Homemade Bread : Handmade Memories
Homemade Bread : Handmade Memories
(by Karin Galliott)
I've had a love/hate relationship with bread all my life! And all the diet gurus were telling me not to have it in my diet because it isn't good for me but they are wrong! (unless you are unlucky enough to have gluten issues). Now I'm not talking about the enriched stuff you buy at the grocery store in plastic bags that tastes like cardboard or foam core board. I'm taking about the do-it-yourself 4-ingredient (flour, water, salt, yeast) stuff that with a little drizzle of olive oil and fresh tomatoes makes your mouth sing! Some of you might be lucky enough to live next door to a baker who creates such 'manna from heaven' so you can buy it but most of us mere mortals are stuck with doing it ourselves.
So here's a little story of my journey with homemade bread:
Growing up in rural Newfoundland, I had the priviledge of eating lots of the homemade bread that Mom served at breakfast, dinner and supper with homemade greens soup and rabbit stew. (Awesome for sopping up gravy but those bad habits are long gone….well maybe a little now and then) I'm a little more health-conscience now so I'm looking for the wholegrain stuff and not interested in using the bleached white flour that 'me mudder' used. I've seen the series "Cooked" so now I know what should go into real bread!
That being said I started my bread odyssey at you-tube of all places. I wanted to make sour-dough bread because after all that is the most pure, n'est-ce pas? Well, it turns out you have to make a goop of water and flour and attract friendlies (yeasty stuff) from the air. That grows into a science project (starter/levain) you can actually incorporate into flour and water with a little salt to make bread. However, there are so many suggestions from so many places, for so many starters, and so many recipes, that by the time I explored that avenue my head was well and truly, done in! So I thought….a bread making book from Amazon would do the trick. Turns out the book I ordered was so complicated that I'm sure Julia Childs would have put her hands up in despair, but not I. I made a starter which I called "Claire", because after all it was a growing and living thing! So when the starter was finally bubbling away and growing every time I fed it flour and water, it was time to make the bread. Being inexperienced I started my process in the morning, which meant my bake time was at 3:00 a.m. (Yep, that right, very early morning, or late night depending on how you look at things.) Not for the faint of heart, but I persevered! My first bread was a slight disaster…not cooked through, so somewhat doughy…I fed it to the crows and they were months trying to work through it! This exercise continued for some time until I was about to give up and Nick (my husband) said, "Why don't you try another book?" Well I didn't want to invest in another one from Amazon, but there was one there that looked interesting so off to the library I go and there it was!

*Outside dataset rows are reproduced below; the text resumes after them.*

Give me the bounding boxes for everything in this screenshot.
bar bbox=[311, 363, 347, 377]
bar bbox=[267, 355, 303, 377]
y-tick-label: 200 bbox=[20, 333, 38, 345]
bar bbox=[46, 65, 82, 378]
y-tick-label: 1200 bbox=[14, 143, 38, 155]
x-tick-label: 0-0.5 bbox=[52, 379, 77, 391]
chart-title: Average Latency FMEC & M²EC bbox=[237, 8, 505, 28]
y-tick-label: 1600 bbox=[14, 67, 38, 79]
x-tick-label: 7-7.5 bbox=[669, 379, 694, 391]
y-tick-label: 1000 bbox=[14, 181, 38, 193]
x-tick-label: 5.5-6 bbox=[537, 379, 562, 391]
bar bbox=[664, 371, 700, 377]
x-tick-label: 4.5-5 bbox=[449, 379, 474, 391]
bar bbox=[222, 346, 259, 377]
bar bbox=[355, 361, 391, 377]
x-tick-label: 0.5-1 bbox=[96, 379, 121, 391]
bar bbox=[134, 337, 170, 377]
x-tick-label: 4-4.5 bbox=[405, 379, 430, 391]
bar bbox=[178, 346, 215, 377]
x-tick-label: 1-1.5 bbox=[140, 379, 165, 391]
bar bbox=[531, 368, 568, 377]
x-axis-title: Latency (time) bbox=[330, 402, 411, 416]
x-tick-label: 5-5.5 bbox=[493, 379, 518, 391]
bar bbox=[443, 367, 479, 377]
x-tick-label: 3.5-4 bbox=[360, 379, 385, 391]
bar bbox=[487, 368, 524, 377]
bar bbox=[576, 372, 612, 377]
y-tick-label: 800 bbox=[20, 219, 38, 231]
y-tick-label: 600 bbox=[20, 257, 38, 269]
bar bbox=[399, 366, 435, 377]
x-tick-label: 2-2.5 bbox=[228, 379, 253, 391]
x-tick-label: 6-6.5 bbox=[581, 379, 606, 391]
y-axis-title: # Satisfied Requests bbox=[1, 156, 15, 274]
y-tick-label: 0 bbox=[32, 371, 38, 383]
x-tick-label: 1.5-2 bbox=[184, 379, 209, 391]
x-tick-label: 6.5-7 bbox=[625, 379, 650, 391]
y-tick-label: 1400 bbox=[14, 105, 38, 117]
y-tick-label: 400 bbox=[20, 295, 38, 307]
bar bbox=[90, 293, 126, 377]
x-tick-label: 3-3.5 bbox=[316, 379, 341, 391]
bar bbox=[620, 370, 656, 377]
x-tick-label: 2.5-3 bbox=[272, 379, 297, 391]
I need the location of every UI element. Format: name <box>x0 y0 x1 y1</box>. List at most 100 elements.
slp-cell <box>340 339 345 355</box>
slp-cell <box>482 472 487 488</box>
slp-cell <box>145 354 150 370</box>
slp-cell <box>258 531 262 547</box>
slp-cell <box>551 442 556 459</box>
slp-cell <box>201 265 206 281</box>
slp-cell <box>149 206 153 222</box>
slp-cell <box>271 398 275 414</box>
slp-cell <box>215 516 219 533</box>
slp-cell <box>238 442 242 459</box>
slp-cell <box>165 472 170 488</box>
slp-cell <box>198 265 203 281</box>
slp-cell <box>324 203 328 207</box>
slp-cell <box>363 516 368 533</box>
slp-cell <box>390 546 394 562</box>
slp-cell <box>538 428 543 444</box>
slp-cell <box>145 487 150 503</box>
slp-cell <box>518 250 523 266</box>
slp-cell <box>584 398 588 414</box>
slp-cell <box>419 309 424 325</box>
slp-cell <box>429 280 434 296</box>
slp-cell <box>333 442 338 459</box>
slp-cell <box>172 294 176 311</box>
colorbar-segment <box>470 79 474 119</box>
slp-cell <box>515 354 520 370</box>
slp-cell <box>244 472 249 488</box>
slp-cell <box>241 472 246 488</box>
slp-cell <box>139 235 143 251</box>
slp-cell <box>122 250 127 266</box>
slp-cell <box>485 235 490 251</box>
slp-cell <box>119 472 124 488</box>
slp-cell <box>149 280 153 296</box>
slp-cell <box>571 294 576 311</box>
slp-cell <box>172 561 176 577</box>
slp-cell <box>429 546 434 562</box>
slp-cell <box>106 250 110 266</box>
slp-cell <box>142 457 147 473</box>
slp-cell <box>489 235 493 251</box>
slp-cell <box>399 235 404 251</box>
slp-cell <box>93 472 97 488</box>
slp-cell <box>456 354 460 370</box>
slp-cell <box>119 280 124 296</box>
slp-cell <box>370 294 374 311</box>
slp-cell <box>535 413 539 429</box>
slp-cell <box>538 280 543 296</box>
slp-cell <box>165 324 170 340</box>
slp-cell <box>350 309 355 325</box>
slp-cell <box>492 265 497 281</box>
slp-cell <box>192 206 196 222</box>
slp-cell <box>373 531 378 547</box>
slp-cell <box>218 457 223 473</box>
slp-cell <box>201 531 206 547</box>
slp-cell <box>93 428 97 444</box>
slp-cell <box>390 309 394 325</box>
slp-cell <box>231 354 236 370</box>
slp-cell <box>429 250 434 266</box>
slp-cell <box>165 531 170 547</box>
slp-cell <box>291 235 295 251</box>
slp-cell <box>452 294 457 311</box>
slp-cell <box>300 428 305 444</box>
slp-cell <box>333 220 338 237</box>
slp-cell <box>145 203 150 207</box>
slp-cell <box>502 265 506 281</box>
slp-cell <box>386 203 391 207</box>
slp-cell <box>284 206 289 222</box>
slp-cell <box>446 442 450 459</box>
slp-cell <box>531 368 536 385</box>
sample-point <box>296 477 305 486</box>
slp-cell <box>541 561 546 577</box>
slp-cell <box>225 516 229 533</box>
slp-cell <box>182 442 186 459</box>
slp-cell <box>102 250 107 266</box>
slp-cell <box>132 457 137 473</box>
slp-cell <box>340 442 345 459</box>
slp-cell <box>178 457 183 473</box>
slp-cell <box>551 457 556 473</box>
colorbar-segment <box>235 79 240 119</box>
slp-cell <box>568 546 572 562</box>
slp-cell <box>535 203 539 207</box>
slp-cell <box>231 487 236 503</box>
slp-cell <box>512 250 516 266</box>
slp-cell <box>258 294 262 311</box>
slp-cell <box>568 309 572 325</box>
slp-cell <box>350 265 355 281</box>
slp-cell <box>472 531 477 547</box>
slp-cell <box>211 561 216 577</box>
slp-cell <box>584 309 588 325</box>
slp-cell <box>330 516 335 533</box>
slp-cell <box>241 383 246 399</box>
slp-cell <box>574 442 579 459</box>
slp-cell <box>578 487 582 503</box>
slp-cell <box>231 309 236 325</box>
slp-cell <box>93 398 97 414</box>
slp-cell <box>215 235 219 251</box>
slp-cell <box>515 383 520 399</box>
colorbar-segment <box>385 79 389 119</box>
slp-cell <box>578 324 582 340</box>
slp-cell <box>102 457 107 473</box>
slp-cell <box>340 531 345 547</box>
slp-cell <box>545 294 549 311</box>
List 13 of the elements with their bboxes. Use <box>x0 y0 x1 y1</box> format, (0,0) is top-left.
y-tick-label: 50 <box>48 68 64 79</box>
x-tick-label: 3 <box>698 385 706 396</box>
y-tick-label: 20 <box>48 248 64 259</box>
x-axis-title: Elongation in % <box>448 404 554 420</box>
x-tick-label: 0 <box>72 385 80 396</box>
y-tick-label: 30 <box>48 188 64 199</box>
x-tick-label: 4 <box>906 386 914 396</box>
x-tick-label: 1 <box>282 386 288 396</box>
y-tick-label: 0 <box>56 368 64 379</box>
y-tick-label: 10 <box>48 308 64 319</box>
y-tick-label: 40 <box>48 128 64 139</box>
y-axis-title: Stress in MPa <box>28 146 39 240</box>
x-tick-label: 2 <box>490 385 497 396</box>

So I checked out the book called 'Flour, Water, Salt, Yeast' by Ken Forkish (great name for a baker, I thought) and haven't looked back! I now own a copy and use it all the time! (Just a little tangent…I love it when names match what people do…eg. Ken Forkish the baker, and there is an undertaker in Donegal called Sheamus Shovlin and a fishery officer in Newfoundland called Neville Crabbe)
Since discovering this book, I've made breads from Straight dough, Levain (sourdough…fav.) Biga, and Poolish! I used unbleached white flour, whole wheat flour, spelt whole grain flour, rye flour and multi-grain flour and combinations along with wheat germ and bran. And I have even been confident enough to share with the neighbours and have received rave reviews!
In case you are wondering about these terms and don't want to Google:
Straight dough: A dough that is made up in a single stage, without pre-fermented dough or a levain culture.
Levain: The French word for "sourdough," referring to a naturally leavened dough culture made from just flour and water, containing billions of active wild yeast cells and naturally occurring bacteria that ferment bread dough and allow it to rise. For thousands of years (about five thousand, according to most respected sources) humans have made leavened bread from just flour, water and usually salt, leavened only by the natural yeast in the air and flour, which work to create a bubbly, fragrant dough.
Biga: The term used in Italian baking for a pre-fermented dough culture. While there is no strict definition, it typically implies a mix of a somewhat stiff dough (60 to 70% water) made up of just flour, water, an a very small amount of yeast, which is allowed to ferment for 6 to 12 hours before being added to the final dough mix. The biga builds up a lot of flavor-producing gas (carbon dioxide and alcohol), acids, and bacteria. When it is added to the final dough mix, the result is bread that captures those flavours in a good way.
Poolish: A word used in French baking, the name referring to techniques of Polish bakers who transported their methods to France. Like the Italian biga, a polish is a pre-ferment added to the final dough mix to enhance flavor, in this case with buttery an nutty notes, an improve keeping due to the acidity that accumulates as the polish culture develops, typically for six to twelve hours. A polish often contains 30 to 50 percent of the total flour in a recipe and generally contains equal amounts by weight of flour and water and a tiny amount of yeast.